When he went on tour with his new album, Webb invited another singer/songwriter of Christian music fame to join him. Jennifer Knapp was a popular Christian artist in the late 1990s early 2000s who stopped making music and went off the grid for a little while. But, by 2009, was ready to rejoin the music recording industry.
Knapp had been living with her same-sex partner during her music hiatus and travelling the world with her. But she hadn’t come out publicly yet. She was a celebrity in the Christian music industry after all. She knew that, because she was a celebrity, there would be a significant public backlash, particularly from her Christian fans.

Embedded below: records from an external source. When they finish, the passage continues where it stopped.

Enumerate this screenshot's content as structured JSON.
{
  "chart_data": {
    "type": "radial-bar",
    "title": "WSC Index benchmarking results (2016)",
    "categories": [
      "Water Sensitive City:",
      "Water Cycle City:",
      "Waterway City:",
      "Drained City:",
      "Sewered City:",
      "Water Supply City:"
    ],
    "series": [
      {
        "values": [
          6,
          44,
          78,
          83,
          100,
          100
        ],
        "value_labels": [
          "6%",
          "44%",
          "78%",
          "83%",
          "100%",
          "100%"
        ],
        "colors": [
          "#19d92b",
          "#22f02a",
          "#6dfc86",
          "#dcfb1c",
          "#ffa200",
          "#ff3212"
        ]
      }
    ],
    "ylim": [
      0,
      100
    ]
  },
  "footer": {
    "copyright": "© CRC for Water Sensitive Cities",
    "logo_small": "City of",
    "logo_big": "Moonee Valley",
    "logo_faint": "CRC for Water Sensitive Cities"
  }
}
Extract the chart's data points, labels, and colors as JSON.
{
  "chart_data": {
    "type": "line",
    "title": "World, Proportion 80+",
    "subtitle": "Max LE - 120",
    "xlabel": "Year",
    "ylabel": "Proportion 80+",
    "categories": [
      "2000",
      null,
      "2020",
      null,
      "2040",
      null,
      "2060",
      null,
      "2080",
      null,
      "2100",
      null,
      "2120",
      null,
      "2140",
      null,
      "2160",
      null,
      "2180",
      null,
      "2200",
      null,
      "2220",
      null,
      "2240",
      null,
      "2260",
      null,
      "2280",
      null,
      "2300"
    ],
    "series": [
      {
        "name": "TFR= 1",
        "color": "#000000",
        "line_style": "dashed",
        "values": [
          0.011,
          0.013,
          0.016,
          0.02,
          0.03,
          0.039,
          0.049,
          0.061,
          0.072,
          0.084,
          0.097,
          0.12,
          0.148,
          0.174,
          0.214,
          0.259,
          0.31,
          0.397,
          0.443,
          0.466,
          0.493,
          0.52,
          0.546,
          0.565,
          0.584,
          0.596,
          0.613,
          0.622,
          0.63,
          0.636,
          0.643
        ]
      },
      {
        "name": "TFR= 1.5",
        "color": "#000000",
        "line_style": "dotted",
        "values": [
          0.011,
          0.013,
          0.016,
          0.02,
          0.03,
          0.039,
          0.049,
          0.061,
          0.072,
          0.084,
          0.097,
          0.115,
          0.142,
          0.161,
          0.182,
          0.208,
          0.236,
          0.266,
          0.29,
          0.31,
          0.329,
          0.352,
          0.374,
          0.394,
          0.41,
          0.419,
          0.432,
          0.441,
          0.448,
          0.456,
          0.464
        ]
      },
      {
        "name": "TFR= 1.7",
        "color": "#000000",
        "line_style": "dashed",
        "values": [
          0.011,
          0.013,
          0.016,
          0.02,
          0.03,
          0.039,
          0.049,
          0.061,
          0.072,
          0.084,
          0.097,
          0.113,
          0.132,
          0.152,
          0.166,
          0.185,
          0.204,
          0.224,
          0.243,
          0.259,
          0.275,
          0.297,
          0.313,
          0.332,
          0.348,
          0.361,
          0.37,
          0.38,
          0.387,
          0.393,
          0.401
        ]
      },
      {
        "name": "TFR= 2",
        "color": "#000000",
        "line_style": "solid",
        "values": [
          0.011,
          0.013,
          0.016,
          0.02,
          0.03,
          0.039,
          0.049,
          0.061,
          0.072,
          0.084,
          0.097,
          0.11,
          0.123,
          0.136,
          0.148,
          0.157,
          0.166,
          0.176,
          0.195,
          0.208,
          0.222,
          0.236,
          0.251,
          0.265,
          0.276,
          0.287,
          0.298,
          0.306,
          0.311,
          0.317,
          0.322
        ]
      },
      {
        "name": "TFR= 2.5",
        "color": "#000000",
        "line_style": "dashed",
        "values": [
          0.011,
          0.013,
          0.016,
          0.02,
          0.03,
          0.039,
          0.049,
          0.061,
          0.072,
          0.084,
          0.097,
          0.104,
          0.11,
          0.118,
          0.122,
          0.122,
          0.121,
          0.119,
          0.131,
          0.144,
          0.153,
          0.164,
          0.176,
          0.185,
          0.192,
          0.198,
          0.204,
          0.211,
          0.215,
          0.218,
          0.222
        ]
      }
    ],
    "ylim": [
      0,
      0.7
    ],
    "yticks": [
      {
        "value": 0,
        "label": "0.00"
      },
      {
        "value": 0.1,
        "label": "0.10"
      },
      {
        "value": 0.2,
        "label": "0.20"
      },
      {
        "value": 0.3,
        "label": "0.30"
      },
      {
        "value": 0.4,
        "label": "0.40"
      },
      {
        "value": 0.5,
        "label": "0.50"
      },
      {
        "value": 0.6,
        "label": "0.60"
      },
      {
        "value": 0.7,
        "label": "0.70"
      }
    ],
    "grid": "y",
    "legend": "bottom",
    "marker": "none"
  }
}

In her memoir, Facing the Music, she writes:
Through both the anger and the pain, all I could think of was divorcing myself from Christian culture. I didn’t want to live with people who insisted I was a failure. Rather than being the community that reflected the compassion that I had experienced in Christ’s Christianity, it had transformed into the one place where I felt most unsafe and unwanted. Christianity had turned into the place where my faith, my loves, my personal experiences were constantly being assessed and judged instead of being nurtured.
In recent years, churches like the Presbyterian and the Episcopalian have begun ordaining openly gay ministers and officiating gay marriage ceremonies. As great as that may sound, I don’t see all the people who were hurt by the church in the past returning like the prodigal son. I can’t blame them. I’ve not committed to a church for a long time, although sometimes I’ll attend with parents.
Some churches, like Community Church of Hope in downtown Phoenix, are actually created as safe havens where the LGBT community can worship God together without being judged. I visited Hope once. The pastor gave a lecture there about homosexuality and the Bible, but it wasn’t what you’d expect. He not only discredited the usual verses meant to condemn gays, but he actually found several verses in the Bible that supported homosexuality (so long as it was in a committed relationship).
A girl I knew was there. I’d known her in college through the Christian club I’d been a part of. She told me how she actually came out in college but had to keep it on the down-low so the rest of us Christians she was hanging out with wouldn’t give her a hard time. But she was happy now. She’d met her life partner, a beautiful woman, and eventually the two of them got married.
In my generation, labels have often been seen as the real demons. My friends and I don’t like to be labeled anything. Then again, maybe the labels aren’t so bad so long as we truly own them and allow ourselves to be vulnerable yet confident in who we are.
To my Internet bully and old friend, I just want to say again and again, I’m sorry. But please remember, we were very young. I can’t speak for you, but I know at that age I’d experienced very little in life. I was often told I lived in a bubble. I didn’t know what that meant back then, but I know now. I hope you can find it in your heart to forgive me.